Assim, Soato realiza um ato político por meio da sua prática pictórica, se insere
visual e virtualmente na história da arte.
Griselda Pollock (2008) desenvolve uma crítica à história social da arte,
apresentada por Clark (2004), devido à naturalidade com que o autor aceita a
suposta masculinidade universal do espectador de arte. Apesar do avanço
proporcionado pela história da arte de inspiração marxista, o posicionamento
secundário da análise de gênero em relação à classista, efetuado pelo
pensador, impede uma revisão aprofundada da historiografia da arte. Pollock
propõe, então, uma tripla noção de espaço para complexificar a abordagem
contextual.
A partir das considerações da autora, apresenta-se outras duas releituras
combinadas a autorretratos da pintora Camila Soato que dialogam com obras
de Manet. Na obra Monet, Manet e Mané, a pintora evidencia a maneira crítica
com que se insere na história da arte. Na obra Cafajestes subverte a dinâmica
objetificante do olhar, presente em muitos quadros de Manet e no próprio
cotidiano de muitas mulheres de antes e agora. Assim, pretende-se, neste texto,
evidenciar os mecanismos de diferenciação e hierarquização de gêneros e
sexos presentes no âmbito da arte historicamente. Por fim, destaco também a
concepção de Audre Lorde (1984) sobre o poder do uso do erótico que
evidencia a potência estética e política de Soato.
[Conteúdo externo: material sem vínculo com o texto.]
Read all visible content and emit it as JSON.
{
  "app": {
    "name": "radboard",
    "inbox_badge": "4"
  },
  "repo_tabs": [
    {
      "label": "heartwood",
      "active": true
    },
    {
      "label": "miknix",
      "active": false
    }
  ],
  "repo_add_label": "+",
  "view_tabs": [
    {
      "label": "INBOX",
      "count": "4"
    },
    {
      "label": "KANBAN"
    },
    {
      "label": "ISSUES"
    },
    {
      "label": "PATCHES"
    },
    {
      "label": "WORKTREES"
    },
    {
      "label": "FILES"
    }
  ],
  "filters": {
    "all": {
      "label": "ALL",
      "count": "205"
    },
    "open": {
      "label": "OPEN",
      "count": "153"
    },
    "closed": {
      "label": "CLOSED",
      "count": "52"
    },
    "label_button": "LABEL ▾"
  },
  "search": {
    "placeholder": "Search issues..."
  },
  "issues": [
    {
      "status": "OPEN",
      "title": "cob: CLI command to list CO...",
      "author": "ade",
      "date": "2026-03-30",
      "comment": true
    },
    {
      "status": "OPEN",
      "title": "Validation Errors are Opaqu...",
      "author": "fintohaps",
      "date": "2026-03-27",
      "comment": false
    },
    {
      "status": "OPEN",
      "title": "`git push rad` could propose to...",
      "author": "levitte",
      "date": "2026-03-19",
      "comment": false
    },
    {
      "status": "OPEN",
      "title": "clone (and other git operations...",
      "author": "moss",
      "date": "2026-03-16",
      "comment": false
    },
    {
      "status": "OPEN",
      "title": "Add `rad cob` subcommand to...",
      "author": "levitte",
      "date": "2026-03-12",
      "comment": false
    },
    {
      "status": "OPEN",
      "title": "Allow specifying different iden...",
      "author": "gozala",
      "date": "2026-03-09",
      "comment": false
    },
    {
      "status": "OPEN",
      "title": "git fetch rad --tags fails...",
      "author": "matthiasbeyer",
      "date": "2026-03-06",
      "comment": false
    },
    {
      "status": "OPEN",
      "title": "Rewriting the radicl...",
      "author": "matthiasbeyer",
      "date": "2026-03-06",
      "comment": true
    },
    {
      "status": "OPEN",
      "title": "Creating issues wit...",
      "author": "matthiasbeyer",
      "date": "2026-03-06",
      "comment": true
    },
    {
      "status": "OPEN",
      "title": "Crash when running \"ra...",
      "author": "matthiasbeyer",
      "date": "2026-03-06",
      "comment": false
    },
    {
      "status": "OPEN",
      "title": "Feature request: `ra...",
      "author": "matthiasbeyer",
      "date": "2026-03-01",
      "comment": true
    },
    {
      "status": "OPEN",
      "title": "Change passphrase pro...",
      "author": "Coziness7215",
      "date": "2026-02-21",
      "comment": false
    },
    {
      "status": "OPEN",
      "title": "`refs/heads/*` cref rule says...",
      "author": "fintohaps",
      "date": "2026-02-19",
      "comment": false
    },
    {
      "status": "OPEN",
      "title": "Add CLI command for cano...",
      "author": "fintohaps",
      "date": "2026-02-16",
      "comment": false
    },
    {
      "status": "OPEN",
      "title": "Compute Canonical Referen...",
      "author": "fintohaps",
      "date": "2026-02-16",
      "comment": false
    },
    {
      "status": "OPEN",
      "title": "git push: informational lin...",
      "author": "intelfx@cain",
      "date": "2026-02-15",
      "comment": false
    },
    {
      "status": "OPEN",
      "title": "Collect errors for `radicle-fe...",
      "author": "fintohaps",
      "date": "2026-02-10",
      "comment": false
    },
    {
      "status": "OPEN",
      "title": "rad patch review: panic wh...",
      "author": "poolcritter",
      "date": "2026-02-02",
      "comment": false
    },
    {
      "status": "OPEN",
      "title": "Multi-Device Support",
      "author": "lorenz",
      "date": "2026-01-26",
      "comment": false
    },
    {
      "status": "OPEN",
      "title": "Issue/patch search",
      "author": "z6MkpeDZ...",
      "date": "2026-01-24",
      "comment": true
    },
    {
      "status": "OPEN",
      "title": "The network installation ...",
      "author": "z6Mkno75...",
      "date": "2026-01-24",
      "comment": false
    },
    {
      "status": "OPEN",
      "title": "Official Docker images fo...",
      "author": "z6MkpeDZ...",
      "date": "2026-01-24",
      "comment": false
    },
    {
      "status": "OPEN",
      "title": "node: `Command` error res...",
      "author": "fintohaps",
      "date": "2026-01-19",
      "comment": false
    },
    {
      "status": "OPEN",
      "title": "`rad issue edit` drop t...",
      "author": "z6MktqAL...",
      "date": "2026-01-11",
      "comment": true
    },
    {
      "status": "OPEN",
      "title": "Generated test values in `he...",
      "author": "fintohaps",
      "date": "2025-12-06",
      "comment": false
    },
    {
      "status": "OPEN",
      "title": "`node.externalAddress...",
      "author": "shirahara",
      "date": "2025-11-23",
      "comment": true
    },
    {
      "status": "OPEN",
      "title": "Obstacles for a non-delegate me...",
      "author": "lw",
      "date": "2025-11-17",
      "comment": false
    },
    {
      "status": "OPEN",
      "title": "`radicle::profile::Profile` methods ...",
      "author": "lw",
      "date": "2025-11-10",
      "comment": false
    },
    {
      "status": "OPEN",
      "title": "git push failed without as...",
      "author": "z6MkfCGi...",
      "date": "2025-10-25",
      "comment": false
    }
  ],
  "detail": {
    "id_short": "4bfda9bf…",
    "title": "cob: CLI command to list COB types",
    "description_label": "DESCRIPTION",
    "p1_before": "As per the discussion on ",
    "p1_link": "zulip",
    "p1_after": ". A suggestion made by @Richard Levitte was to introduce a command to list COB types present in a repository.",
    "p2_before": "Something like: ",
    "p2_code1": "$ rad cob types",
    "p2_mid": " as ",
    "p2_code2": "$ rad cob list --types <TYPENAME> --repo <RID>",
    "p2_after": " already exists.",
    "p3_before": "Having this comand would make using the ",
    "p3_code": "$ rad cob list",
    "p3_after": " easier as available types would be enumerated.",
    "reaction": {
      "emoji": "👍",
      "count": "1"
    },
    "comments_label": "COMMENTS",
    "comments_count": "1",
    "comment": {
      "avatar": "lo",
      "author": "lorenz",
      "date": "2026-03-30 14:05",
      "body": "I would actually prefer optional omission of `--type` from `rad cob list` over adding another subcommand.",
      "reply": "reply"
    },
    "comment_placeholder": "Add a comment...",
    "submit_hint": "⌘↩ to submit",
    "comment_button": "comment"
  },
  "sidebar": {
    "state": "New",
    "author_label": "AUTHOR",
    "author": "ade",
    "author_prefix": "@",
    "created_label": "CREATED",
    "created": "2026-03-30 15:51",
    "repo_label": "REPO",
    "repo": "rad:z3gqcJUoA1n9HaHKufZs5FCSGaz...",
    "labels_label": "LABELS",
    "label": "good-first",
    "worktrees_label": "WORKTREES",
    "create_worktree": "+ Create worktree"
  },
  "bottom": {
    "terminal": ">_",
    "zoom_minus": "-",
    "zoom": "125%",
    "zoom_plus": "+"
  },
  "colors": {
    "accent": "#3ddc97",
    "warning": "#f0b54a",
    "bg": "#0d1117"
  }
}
O Manet: Modernidade e Moderni smo
Em certo modernismo, a produção pictórica consistiu numa investigação
do que poderia ser feito com valores e estímulos transfigurados sobre uma
superfície plana, mais que isso, que tipos de jogos seriam possíveis nessa
prática. A pesquisa muitas vezes foi realizada a partir de produções do passado
e, nesse sentido, um jogo dialético foi realizado ao se alterar, pressionar ou
colocar em xeque parâmetros de toda uma antiga economia visual. Contudo,
tal entendimento não se confunde com uma noção de ru ptura.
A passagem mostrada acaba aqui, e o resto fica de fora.